- Church: Church of Ireland
- Diocese: Kildare

Personal details
- Born: 25 June 1869 Monkstown, Dublin, Ireland
- Died: 5 September 1950 (aged 81) Monkstown, Dublin, Ireland
- Denomination: Anglican

= Gerald Peacocke (priest) =

Irish religious leader (1869–1950)

The Rev. Gerald William Peacocke (25 June 1869 – 5 September 1950) was an Irish religious leader and sportsman who served as Archdeacon of Kildare (1923–1944). He was the son of Joseph Peacocke who had been Archbishop of Dublin.

==Career==
Gerald William Peacocke was born on 25 June 1869, in Dublin, County Dublin, Ireland. He attended Trinity College, Dublin where he was eventually awarded a Master of Arts in theology studies. He took holy orders, he was appointed curate of Holywood, County Down. In 1900 he was appointed Rector of Dundela Church in east Belfast. In 1913 then appointed Rector of Geashill St Mary, in the Diocese of Meath and Kildare. In 1923 he was appointed Archdeacon of Kildare a position he held for twenty years.

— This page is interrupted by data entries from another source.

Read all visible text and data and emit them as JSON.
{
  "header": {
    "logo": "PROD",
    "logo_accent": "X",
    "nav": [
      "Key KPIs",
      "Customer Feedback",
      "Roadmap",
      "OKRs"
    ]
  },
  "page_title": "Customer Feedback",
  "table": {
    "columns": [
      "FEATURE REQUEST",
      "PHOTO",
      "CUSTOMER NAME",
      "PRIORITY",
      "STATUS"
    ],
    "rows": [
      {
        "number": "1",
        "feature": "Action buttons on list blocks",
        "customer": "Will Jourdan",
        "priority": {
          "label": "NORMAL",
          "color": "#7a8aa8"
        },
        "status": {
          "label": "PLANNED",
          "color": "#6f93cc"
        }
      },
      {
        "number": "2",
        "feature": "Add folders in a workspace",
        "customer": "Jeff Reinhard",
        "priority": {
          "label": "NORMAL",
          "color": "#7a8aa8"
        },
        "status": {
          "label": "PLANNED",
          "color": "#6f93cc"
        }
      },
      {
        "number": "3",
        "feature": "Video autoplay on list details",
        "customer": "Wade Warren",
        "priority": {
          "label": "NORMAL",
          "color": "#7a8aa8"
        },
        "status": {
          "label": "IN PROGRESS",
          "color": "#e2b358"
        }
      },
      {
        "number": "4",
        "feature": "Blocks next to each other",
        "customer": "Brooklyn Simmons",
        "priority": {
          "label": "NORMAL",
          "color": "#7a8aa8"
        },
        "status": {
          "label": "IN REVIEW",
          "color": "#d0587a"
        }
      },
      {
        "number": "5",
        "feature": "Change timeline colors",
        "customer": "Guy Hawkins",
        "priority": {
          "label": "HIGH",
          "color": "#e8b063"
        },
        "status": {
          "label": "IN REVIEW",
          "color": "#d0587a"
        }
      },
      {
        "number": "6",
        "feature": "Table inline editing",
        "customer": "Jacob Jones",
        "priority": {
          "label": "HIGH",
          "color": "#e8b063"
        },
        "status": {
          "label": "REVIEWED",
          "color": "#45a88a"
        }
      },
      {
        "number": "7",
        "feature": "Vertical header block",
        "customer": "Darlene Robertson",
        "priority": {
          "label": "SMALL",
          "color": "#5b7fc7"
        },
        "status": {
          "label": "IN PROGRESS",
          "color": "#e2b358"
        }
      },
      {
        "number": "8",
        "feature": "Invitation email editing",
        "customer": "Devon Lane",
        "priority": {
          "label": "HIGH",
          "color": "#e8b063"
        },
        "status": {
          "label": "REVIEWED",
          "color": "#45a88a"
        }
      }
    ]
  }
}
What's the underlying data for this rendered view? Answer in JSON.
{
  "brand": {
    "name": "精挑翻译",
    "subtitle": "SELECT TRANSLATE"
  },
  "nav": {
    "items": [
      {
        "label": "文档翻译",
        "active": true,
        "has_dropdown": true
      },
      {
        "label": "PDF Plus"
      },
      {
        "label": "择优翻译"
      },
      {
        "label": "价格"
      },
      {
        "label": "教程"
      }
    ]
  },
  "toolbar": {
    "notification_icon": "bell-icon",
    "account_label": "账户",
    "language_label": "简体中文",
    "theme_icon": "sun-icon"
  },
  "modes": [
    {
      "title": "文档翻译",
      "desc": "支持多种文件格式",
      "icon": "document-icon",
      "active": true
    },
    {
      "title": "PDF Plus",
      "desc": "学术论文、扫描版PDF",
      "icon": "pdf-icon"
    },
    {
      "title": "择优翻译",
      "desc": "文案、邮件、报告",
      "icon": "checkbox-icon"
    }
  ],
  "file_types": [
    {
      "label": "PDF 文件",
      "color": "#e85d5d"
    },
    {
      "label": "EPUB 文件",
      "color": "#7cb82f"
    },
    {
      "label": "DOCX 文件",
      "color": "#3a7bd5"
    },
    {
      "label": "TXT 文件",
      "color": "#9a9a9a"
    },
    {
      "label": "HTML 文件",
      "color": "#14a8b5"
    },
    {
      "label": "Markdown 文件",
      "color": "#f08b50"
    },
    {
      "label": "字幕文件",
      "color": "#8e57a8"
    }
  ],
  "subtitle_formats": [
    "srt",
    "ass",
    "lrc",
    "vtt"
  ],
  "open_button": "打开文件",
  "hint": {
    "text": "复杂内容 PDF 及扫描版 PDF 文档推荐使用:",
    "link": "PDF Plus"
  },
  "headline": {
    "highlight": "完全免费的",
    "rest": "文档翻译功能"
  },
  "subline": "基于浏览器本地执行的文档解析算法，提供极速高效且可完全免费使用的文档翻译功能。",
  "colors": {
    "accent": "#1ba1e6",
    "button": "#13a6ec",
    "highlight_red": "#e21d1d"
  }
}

He died on 5 September 1950, in Ireland, at the age of 81.

==Sportsman==
Peacocke was also a notable amateur lawn tennis player who competed at tournaments throughout Great Britain and Ireland. He was an All-Comers finalist at the Scottish Championships held at Castle Wemyss one time in 1894 where he lost to Richard Millar Watson. He mainly took part in the Wemyss Bay Tennis Tournament between 1891 and 1899. His career singles highlights include winning the gentleman's singles event as part of the Castle Wemyss Open four times (1893–1894, 1898–1899), where he was awarded the Castle Wemyss Cup.

==Family==
His father was The Most Reverend Joseph Ferguson Peacocke, and his mother, Caroline Sophia Irvine. He married Kathleen Amelia Crozier on 15 September 1896, in Ireland. They had 5 children.